Thompson John F, Hyde Craig L, Wood Linda S, Paciga Sara A, Hinds David A, Cox David R, Hovingh G Kees, Kastelein John J P
Helicos BioSciences, Cambridge, MA, USA.
Circ Cardiovasc Genet. 2009 Apr;2(2):173-81. doi: 10.1161/CIRCGENETICS.108.818062. Epub 2009 Feb 12.
Statins are effective at lowering low-density lipoprotein cholesterol and reducing risk of cardiovascular disease, but variability in response is not well understood. To address this, 5745 individuals from the Treating to New Targets (TNT) trial were genotyped in a combination of a whole-genome and candidate gene approach to identify associations with response to atorvastatin treatment.

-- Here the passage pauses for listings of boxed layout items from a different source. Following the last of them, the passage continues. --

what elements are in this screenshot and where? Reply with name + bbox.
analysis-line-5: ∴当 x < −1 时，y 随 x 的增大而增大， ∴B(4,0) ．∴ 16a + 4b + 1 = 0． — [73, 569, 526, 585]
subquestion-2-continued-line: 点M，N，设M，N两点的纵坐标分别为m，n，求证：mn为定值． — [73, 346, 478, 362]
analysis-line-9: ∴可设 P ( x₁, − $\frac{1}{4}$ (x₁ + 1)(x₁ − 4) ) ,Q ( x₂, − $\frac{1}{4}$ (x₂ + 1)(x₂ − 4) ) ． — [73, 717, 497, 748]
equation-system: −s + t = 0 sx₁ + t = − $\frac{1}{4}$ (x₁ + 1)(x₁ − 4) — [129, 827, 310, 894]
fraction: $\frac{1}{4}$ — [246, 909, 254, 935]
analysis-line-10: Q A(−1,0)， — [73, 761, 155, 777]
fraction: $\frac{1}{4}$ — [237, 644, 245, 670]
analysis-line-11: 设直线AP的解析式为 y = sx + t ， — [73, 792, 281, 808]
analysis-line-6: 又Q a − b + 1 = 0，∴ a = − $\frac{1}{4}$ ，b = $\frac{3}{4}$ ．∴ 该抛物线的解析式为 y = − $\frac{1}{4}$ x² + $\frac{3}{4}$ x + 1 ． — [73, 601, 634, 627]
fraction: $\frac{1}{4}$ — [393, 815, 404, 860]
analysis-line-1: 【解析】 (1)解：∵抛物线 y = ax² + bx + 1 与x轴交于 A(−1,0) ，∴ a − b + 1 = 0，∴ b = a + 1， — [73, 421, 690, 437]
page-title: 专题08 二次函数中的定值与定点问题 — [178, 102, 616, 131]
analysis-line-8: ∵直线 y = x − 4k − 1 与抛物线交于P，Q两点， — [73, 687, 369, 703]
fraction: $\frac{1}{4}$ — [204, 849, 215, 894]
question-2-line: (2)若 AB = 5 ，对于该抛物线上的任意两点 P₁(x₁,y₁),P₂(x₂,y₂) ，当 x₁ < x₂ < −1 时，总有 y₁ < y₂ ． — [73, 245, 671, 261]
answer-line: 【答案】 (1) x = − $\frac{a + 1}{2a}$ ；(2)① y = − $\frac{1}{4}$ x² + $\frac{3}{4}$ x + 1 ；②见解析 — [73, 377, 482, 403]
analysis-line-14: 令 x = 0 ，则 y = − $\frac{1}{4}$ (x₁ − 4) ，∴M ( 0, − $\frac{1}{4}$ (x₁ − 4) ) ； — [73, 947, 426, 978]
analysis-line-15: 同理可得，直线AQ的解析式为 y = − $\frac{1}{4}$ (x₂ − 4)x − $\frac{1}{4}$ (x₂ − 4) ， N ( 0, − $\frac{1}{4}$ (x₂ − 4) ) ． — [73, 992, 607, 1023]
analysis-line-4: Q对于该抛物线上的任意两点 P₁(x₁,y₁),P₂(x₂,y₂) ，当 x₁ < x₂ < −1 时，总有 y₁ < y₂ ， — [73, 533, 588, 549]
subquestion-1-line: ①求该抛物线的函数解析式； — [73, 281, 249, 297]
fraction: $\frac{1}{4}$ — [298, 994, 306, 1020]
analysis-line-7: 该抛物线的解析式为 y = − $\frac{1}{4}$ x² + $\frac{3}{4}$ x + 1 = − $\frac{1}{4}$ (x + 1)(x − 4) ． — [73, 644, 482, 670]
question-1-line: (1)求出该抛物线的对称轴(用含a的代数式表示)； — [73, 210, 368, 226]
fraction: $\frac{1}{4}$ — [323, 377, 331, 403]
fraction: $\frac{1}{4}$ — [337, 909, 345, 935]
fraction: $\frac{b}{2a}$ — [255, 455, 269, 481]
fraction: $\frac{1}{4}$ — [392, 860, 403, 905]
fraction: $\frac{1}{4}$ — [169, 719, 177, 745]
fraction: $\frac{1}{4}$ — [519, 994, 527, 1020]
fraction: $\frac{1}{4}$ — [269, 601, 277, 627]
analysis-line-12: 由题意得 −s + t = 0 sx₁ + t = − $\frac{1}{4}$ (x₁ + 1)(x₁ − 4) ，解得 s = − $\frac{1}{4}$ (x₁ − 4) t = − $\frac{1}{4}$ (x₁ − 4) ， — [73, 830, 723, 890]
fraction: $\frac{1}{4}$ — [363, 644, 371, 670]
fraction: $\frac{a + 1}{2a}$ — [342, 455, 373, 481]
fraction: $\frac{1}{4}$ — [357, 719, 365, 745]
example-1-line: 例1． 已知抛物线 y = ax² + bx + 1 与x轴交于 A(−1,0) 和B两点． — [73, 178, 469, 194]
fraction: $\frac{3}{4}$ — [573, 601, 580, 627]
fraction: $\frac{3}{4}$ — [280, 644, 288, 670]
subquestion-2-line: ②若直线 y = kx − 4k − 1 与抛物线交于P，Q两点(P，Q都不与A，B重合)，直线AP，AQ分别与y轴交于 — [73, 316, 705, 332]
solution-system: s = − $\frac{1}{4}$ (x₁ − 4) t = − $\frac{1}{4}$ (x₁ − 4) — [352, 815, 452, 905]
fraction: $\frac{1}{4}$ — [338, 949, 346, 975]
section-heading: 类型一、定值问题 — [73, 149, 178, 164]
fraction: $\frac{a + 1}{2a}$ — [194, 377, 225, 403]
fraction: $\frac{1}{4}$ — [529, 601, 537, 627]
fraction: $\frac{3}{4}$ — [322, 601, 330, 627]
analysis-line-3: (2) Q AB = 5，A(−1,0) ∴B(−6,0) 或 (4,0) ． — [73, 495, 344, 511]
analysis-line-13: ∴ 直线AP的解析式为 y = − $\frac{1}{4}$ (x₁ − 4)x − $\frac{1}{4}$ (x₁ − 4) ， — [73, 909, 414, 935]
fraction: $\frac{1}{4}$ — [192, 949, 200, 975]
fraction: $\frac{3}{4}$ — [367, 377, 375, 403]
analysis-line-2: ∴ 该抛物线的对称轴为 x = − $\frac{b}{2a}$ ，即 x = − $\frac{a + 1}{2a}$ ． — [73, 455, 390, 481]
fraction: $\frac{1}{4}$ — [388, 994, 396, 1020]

A total of 291 988 single-nucleotide polymorphisms (SNPs) from 1984 individuals were analyzed for association with statin response, followed by genotyping top hits in 3761 additional individuals. None was significant at the whole-genome level in either the initial or follow-up test sets for association with low-density lipoprotein cholesterol, high-density lipoprotein cholesterol, or triglyceride response. In addition to the whole-genome platform, 23 candidate genes previously associated with statin response were analyzed in these 5745 individuals. Three SNPs in apoE were most highly associated with low-density lipoprotein cholesterol response, followed by 1 in PCSK9 with a similar effect size. At the candidate gene level, SNPs in HMGCR were also significant though the effect was less than with those in apoE and PCSK9. rs7412/apoE had the most significant association (P=6x10(-30)), and its high significance in the whole-genome study (P=4x10(-9)) confirmed the suitability of this population for detecting effects. Age and gender were found to influence low-density lipoprotein cholesterol response to a similar extent as the most pronounced genetic effects.
Among SNPs tested with an allele frequency of at least 5%, only SNPs in apoE are found to influence statin response significantly. Less frequent variants in PCSK9 and smaller effect sizes in SNPs in HMGCR were also revealed.
他汀类药物在降低低密度脂蛋白胆固醇和降低心血管疾病风险方面有效,但对其反应的变异性尚未完全了解。为解决这一问题,对来自“治疗达新目标”(TNT)试验的5745名个体采用全基因组和候选基因相结合的方法进行基因分型,以确定与阿托伐他汀治疗反应相关的因素。
对1984名个体的总共291988个单核苷酸多态性(SNP)进行分析,以确定与他汀类药物反应的关联,随后对另外3761名个体中的显著位点进行基因分型。在与低密度脂蛋白胆固醇、高密度脂蛋白胆固醇或甘油三酯反应相关的关联的初始或后续测试集中,没有一个在全基因组水平上具有显著性。除了全基因组平台外,还对这5745名个体中先前与他汀类药物反应相关的23个候选基因进行了分析。载脂蛋白E(apoE)中的三个SNP与低密度脂蛋白胆固醇反应的相关性最高,其次是前蛋白转化酶枯草溶菌素9(PCSK9)中的一个SNP,其效应大小相似。在候选基因水平上,3-羟基-3-甲基戊二酰辅酶A还原酶(HMGCR)中的SNP也具有显著性,但其效应小于apoE和PCSK9中的SNP。rs7412/apoE的关联性最为显著(P = 6×10⁻³⁰),其在全基因组研究中的高显著性(P = 4×10⁻⁹)证实了该人群适用于检测效应。发现年龄和性别对低密度脂蛋白胆固醇反应的影响程度与最显著的基因效应相似。
在等位基因频率至少为5%的测试SNP中,仅发现apoE中的SNP对他汀类药物反应有显著影响。还发现了PCSK9中频率较低的变异以及HMGCR中SNP的较小效应大小。